Tuberculosis rates may rise due to inferior treatment
It is an unusual day when I agree with a large group of socialist health groups. But activists correctly raise the alarm that changes in policies by large multilateral donors may lead to the rise of inferior tuberculosis medicines and poor patient outcomes.
Donor policy changes were understandable and inevitable. Taxpayers in richer nations cannot be expected to fund health programs in emerging markets forever. There have to be transition policies in place so that as a nation (like China) moves from relative poverty to riches, it should fund its own programs. This is both rational and self-interested of the donor bodies, since if they don’t demand transition they will lose taxpayer support.
But recipient nations become addicted to financial support and rarely handle transitions well. And when it comes to drug procurement, the health activists have themselves partly to blame. It was the mantra of Western health activists that local production of medicines was part of the solution to expensive medicines. Dozens of times over the past two decades I’ve interacted with emerging market officials, several Western officials who should have known better, and most health groups that claim that drugs would be more available and cheaper if only they were made locally.
That such companies can rarely maintain standards or keep costs down never really bothered activists whose main aim seemed to be to bash Western pharma companies.

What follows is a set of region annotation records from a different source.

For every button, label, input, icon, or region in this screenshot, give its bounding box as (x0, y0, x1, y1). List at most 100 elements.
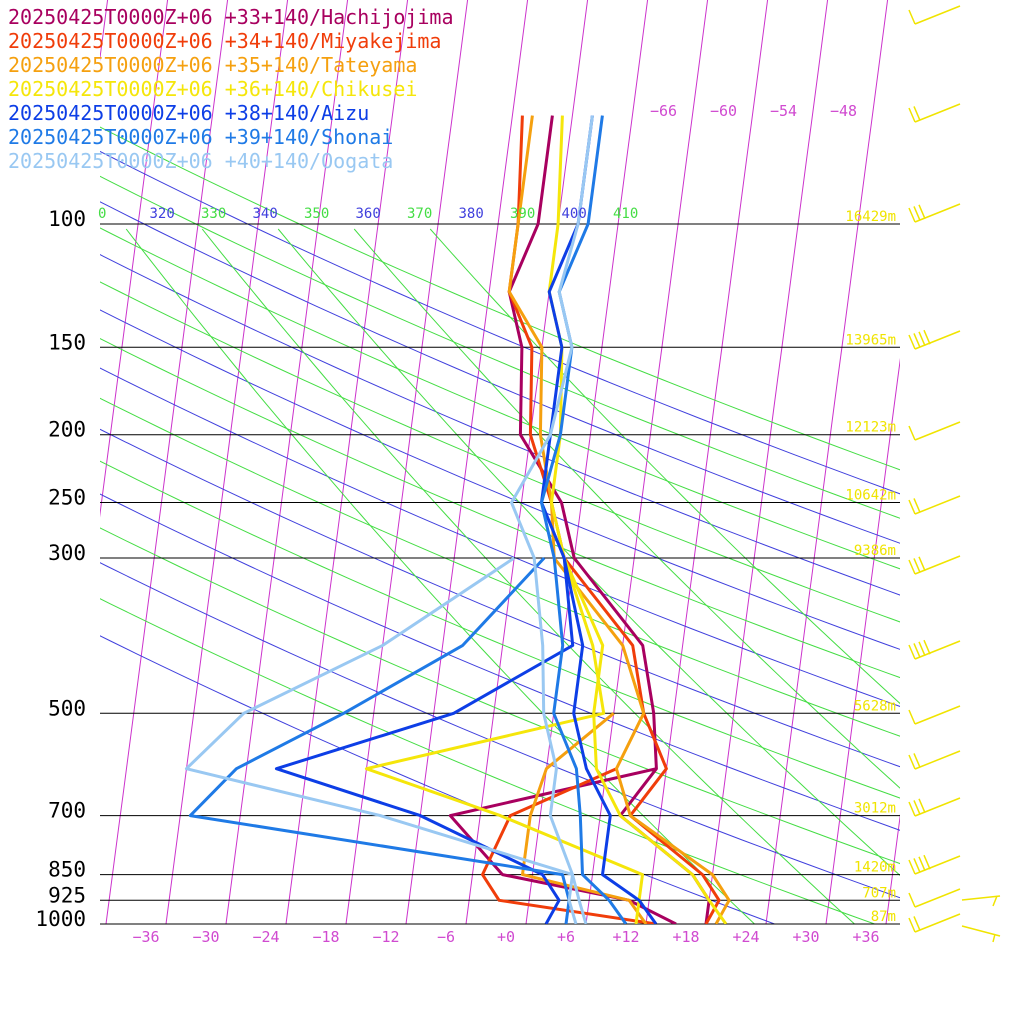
dry-adiabat-line (100, 493, 900, 831)
height-label: 16429m (845, 209, 896, 225)
isotherm-line (946, 0, 1024, 924)
theta-label: 390 (510, 206, 535, 222)
dewpoint-line (188, 556, 571, 924)
temperature-tick-label: −30 (192, 928, 219, 946)
moist-adiabat-line (429, 228, 900, 705)
isotherm-line (285, 0, 409, 924)
pressure-label: 200 (48, 418, 86, 442)
upper-isotherm-label: −60 (710, 102, 737, 120)
wind-barb (908, 203, 961, 223)
legend-entry: 20250425T0000Z+06 +38+140/Aizu (8, 101, 369, 125)
wind-barb (908, 639, 961, 660)
upper-isotherm-label: −54 (770, 102, 797, 120)
temperature-tick-label: −24 (252, 928, 279, 946)
wind-barb (908, 913, 961, 933)
dry-adiabat-line (100, 598, 877, 924)
dry-adiabat-line (100, 397, 900, 737)
wind-barbs (908, 5, 1001, 943)
dry-adiabat-line (100, 562, 900, 899)
height-label: 12123m (845, 420, 896, 436)
legend: 20250425T0000Z+06 +33+140/Hachijojima202… (8, 5, 454, 173)
series-group (184, 115, 594, 924)
dry-adiabat-line (100, 367, 900, 707)
pressure-label: 700 (48, 799, 86, 823)
pressure-label: 850 (48, 858, 86, 882)
theta-label: 320 (150, 206, 175, 222)
series-group (188, 115, 628, 924)
temperature-tick-label: −6 (437, 928, 455, 946)
temperature-tick-label: +24 (732, 928, 759, 946)
upper-isotherm-label: −48 (830, 102, 857, 120)
axis-labels: 100 16429m 150 13965m 200 12123m 250 10642m 300 9… (35, 102, 896, 946)
temperature-tick-label: +30 (792, 928, 819, 946)
temperature-tick-label: +36 (852, 928, 879, 946)
theta-label: 380 (459, 206, 484, 222)
theta-label: 370 (407, 206, 432, 222)
isotherm-line (705, 0, 829, 924)
sounding-series (184, 115, 731, 924)
wind-barb (908, 705, 961, 725)
temperature-line (507, 115, 731, 924)
height-label: 3012m (854, 801, 896, 817)
pressure-label: 300 (48, 541, 86, 565)
dewpoint-line (274, 557, 575, 924)
isotherm-line (1006, 0, 1024, 924)
isotherm-line (765, 0, 889, 924)
wind-barb (908, 5, 961, 25)
temperature-tick-label: +6 (557, 928, 575, 946)
dry-adiabat-line (100, 227, 900, 570)
dry-adiabat-line (100, 150, 900, 495)
wind-barb (908, 888, 961, 908)
theta-label: 350 (304, 206, 329, 222)
dewpoint-line (481, 767, 657, 924)
dry-adiabat-line (100, 460, 900, 799)
height-label: 10642m (845, 488, 896, 504)
isotherm-line (825, 357, 900, 924)
theta-label: 360 (356, 206, 381, 222)
dewpoint-line (184, 556, 578, 924)
pressure-label: 500 (48, 696, 86, 720)
dry-adiabat-line (100, 428, 900, 768)
height-label: 13965m (845, 332, 896, 348)
isotherm-line (225, 0, 349, 924)
legend-entry: 20250425T0000Z+06 +40+140/Oogata (8, 149, 393, 173)
pressure-label: 925 (48, 883, 86, 907)
pressure-label: 1000 (35, 907, 86, 931)
series-group (274, 115, 658, 924)
legend-entry: 20250425T0000Z+06 +35+140/Tateyama (8, 53, 417, 77)
dry-adiabat-line (100, 126, 900, 471)
dry-adiabat-line (100, 175, 900, 519)
temperature-line (510, 115, 594, 924)
wind-barb (908, 103, 961, 123)
pressure-label: 150 (48, 330, 86, 354)
wind-barb (908, 555, 961, 575)
temperature-line (540, 115, 658, 924)
isotherm-line (885, 813, 900, 924)
moist-adiabat-line (201, 228, 855, 924)
height-label: 707m (862, 885, 896, 901)
pressure-label: 100 (48, 207, 86, 231)
temperature-tick-label: +0 (497, 928, 515, 946)
isotherm-line (405, 0, 529, 924)
legend-entry: 20250425T0000Z+06 +39+140/Shonai (8, 125, 393, 149)
temperature-tick-label: +18 (672, 928, 699, 946)
pressure-label: 250 (48, 486, 86, 510)
moist-adiabat-line (353, 228, 900, 789)
temperature-tick-label: −36 (132, 928, 159, 946)
legend-entry: 20250425T0000Z+06 +36+140/Chikusei (8, 77, 417, 101)
series-group (507, 115, 731, 924)
wind-barb (908, 854, 961, 875)
upper-isotherm-label: −66 (650, 102, 677, 120)
dewpoint-line (364, 557, 644, 924)
theta-label: 410 (613, 206, 638, 222)
wind-barb (908, 495, 961, 515)
dry-adiabat-line (100, 527, 900, 865)
isotherm-line (100, 0, 169, 518)
theta-label: 340 (253, 206, 278, 222)
wind-barb (908, 329, 961, 350)
temperature-tick-label: +12 (612, 928, 639, 946)
temperature-tick-label: −12 (372, 928, 399, 946)
theta-label: 0 (98, 206, 106, 222)
isotherm-line (165, 0, 289, 924)
wind-barb (961, 895, 1001, 943)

As a result, nascent pharma industries have sprung up in emerging markets. The one I looked at closely myself was Quality Chemicals of Uganda, part-owned by the president’s family (nepotism is rife on such companies). On the surface it wasn’t a bad operation, but ignoring quality control concerns, it couldn’t compete with Western companies, let alone Indian generics companies, on price.
The temptation to favor local producers with tariffs or quotas on imports starts as local companies cannot hope to compete. And as donors now start to pull back from nations and programs, local companies are likely to win business since they employ people and pay taxes locally.
But the outcome for TB patients, and possibly malaria and HIV patients, is not a good one. Expect quality to go down and price to go up.